The tacky sale and equally indecent exhibition of The Scream at MOMA is to business as usual in art what Mitt Romney is to pet care—figuratively speaking, the picture now rides strapless on the roof of a museum town car. The physical materialization, in the words of one auction protester, "of the ways in which objects of artistic creativity have become the exclusive province of the 1 percent," the work has changed utterly. Although The Scream might factually be the same object it has been for 117 years, its current image is nothing but a pale substitute. Once a haunting portrait of existential dread, today's discretely decorous panel presents itself as a body-snatched facsimile. From Munch's vision of psychological darkness made visible, the remarkably rough drawing has shape-shifted into the mother of all positional goods: a privately held, gold-framed emblem of one mogul's (and a quisling institution's) place within the newly financialized global nexus of money, power, status, and art. At a solid nine figures, who the hell cares what that crazy worm depicts anyway?

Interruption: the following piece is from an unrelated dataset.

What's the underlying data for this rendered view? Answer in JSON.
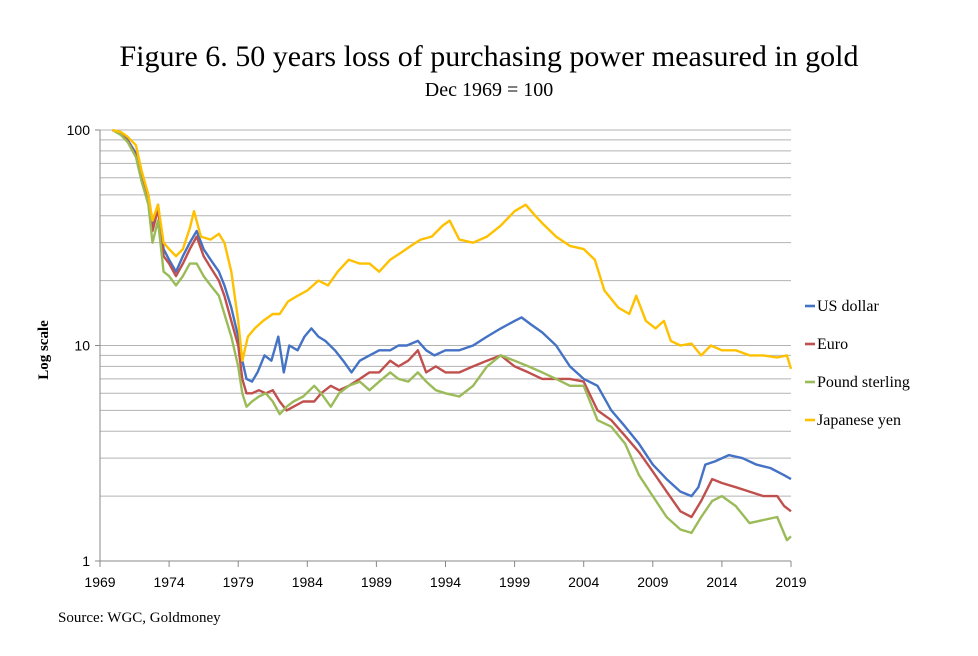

In speaking of the original 1893 version of The Scream—the work at MOMA is a substantially inferior 1895 pastel-on-paper copy the artist made from a painting presently housed at the National Museum of Art, Architecture, and Design, in Oslo—the late Robert Hughes once quipped that Munch's distraught homunculus was "to neurosis what the Mona Lisa is to smiles." But it is precisely that urbanely anguished, fin-de-siècle neurosis that has led figures like MOMA director Glenn Lowry to label The Scream "the Mona Lisa of modern art." Hughes's pithier comparison, for its part, raises a more trenchant present-day connection. That is, namely, what the canny Australian understood to be the single biggest development in art during the past 50 years—the rise of the ethics-eating monster that is the expanding global art market.
Contained in a two-hour 2008 documentary appropriately called The Mona Lisa Curse, Hughes's devastating argument against art's evolving commodification identified a financial cabal of collectors (or collector-dealers), dealers (dealer-speculators), artists (artists-dealers), and institutions (with various combinations of the latter on their boards) reveling like figures out of The Garden of Earthly Delights. (To this list can now be added many thousands of international collectors, advisers, and dealers from billionaire-rich authoritarian countries like China, Russia, Qatar, Abu Dhabi, and Baku.) Their purpose, according to Hughes: to brazenly manipulate "how art is made and sold and, above all, experienced." The origins of this chilling historical phenomenon, the critic claimed, lay with the Met's original Mona Lisa blockbuster. Hughes called that show the key 20th-century event in art's shift toward money and celebrity. In light of this example, it's difficult to not see MOMA's "special, six-month exhibition of Edvard Munch's iconic The Scream" for what it clearly is:a far scarier, fully financialized, recession-proof sequel. To paraphrase the tag line from the movie Halloween: I wish it were only a nightmare.